Hay un restaurante en el corazón de Madrid que parece un museo romántico. O que lo es. Se llama Lhardy, y está en el número 8 de la carrera de San Jerónimo, tras una espectacular portada -se puede apreciar mejor desde la acera opuesta- labrada en caoba de las Antillas. En uno de sus salones privados empieza en 1866, reinando Isabel II, mi novela El maestro de esgrima: una cena entre un banquero y un ministro. Y, naturalmente, una conspiración. Con tales época e ingredientes, en una historia abiertamente galdosiana como ésa, el escenario no podía ser otro que Lhardy: dos tercios del siglo XIX y todo el XX entre sus paredes decoradas con cuadros venerables y antiguos espejos donde se reflejó no poca trastienda de la historia política y cultural de España. Políticos, banqueros y artistas aparte, entre los escritores que lo frecuentaron y mencionaron en sus obras se cuentan Alejandro Dumas, Mesonero Romanos, Campoamor, Valle-Inclán, Azorín, Julio Camba y Ramón Gómez de la Serna, por ejemplo. Pero sobre todo, don Benito Pérez Galdós; quien, que yo recuerde, menciona Lhardy en cuatro de sus Episodios Nacionales y dos de sus novelas. Por lo menos.
Lhardy fue el restaurante favorito del marqués de Salamanca: el banquero español más poderoso de su tiempo. Él lo puso de moda, allí hizo negocios y recibió a sus amigos, y en uno de sus salones se celebró la famosa comida que sentó a la misma mesa al todopoderoso marqués y a siete escritores bohemios, entonces desconocidos y pobres como las ratas. También allí, cuenta la nutrida leyenda lhardiesca, acudía de incógnito ese regio putón verbenero llamado Isabel II, ornato de nuestras monarquías, a comer con su amante de turno en el reservado del salón blanco mientras su augusto marido, Francisco de Asís de Borbón, Paquita en la intimidad -«La noche de bodas llevaba más encajes y puntillas que yo misma», afirmó su legítima-, hacía un punto de cruz primoroso en el dormitorio real del palacio de Oriente. A lo largo de dos siglos, reyes, nobles, financieros y políticos frecuentaron Lhardy y conspiraron en sus elegantes salones. Sobre todo en el japonés, favorito del dictador Primo de Rivera. Allí, entre platos exquisitos servidos en porcelana de Limoges y acompañados de los más selectos chateaux franceses, se derrocaron monarquías, se prepararon elecciones, se designó a presidentes y ministros de dos Repúblicas, y se dispusieron candidatos para la Real Academia Española. Incluso la Guerra Civil, período lógicamente difícil para el local, tuvo su anécdota famosa: la del miliciano que, al entrar a requisar el restaurante para la República, abrió una botella de Chateau d´Yquem y la devolvió con desagrado, diciendo: «Esto ni es vino ni es ná».
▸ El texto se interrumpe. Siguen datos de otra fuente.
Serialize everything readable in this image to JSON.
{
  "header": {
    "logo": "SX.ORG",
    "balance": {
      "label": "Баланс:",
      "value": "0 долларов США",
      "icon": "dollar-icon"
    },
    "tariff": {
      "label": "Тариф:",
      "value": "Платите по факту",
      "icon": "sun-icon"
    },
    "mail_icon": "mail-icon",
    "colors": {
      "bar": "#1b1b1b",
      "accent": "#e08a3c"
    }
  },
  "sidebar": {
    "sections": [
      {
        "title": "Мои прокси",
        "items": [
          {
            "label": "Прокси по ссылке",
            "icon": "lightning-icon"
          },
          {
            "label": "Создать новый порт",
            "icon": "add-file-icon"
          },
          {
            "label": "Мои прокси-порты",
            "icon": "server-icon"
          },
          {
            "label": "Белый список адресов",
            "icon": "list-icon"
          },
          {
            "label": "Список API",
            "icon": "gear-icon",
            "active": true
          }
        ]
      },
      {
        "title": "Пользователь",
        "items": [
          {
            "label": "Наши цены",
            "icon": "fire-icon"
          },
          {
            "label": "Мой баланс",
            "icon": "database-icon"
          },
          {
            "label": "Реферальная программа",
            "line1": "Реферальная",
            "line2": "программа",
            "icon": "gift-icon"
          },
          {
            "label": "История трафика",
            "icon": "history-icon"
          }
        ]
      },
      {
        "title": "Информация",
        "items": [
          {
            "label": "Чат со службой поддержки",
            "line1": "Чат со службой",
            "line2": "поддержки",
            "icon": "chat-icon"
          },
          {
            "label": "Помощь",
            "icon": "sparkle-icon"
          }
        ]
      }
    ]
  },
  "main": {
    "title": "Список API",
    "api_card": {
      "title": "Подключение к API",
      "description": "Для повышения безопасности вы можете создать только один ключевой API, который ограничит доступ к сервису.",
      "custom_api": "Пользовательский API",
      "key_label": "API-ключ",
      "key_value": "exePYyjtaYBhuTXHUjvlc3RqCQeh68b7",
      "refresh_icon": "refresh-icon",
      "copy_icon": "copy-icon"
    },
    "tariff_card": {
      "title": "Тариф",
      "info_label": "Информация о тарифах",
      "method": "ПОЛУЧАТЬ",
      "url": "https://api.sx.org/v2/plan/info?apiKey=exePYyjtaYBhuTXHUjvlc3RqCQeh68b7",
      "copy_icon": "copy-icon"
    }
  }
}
No todas las épocas fueron felices. El habitual desinterés de los alcaldes madrileños por los establecimientos históricos de su ciudad, que ha permitido la desaparición de tantos -a punto estuvo de acabar con el café Gijón, como pronto apuntillará quizás a los libreros de la cuesta Moyano-, puso varias veces a Lhardy al filo del colapso; y sólo el gatopardesco tesón de sus propietarios lo ha salvado hasta hoy. El restaurante ya no es lo que fue, desde luego. Ni pecheras almidonadas, ni corbatas blancas, ni collares de perlas: nada de aquel lejano glamour que le dio fama llenando sus salones, como cuando Alfonso XIII o La Fornarina se reunían allí con sus amistades. Tampoco la cocina, siendo buena, es para tirar cohetes -las croquetas son infames-. Pero todavía conserva su maravillosa tienda original con el samovar de consomé y el espejo isabelino, abierta al público en la planta baja; y en el piso de arriba, un servicio impecable de camareros, una clientela distinguida -no se toleran bermudas ni chanclas, de momento- y una carta de platos y vinos más que razonable. Y sobre todo, mantiene el toque de magia romántica en su decoración y ambiente; esa belleza añeja, serena, que cualquier visitante puede completar con facilidad mediante los libros leídos, la imaginación y la memoria. Hace siete años, algunos miembros de la RAE decidimos recuperar Lhardy para la Academia; y desde entonces nos reunimos allí cada mes y medio, pagando por turnos, a despachar un cocido en el reservado del saloncito blanco: el mismo que utilizaba Isabel II para sus lances. Conspiramos, hablamos de nuestras cosas -está prohibida la política- y evocamos el recuerdo de tantos compañeros académicos que frecuentaron aquellos salones. Brindando por los fantasmas que aún se reflejan, si uno mira con atención, en los viejos espejos empañados por el tiempo.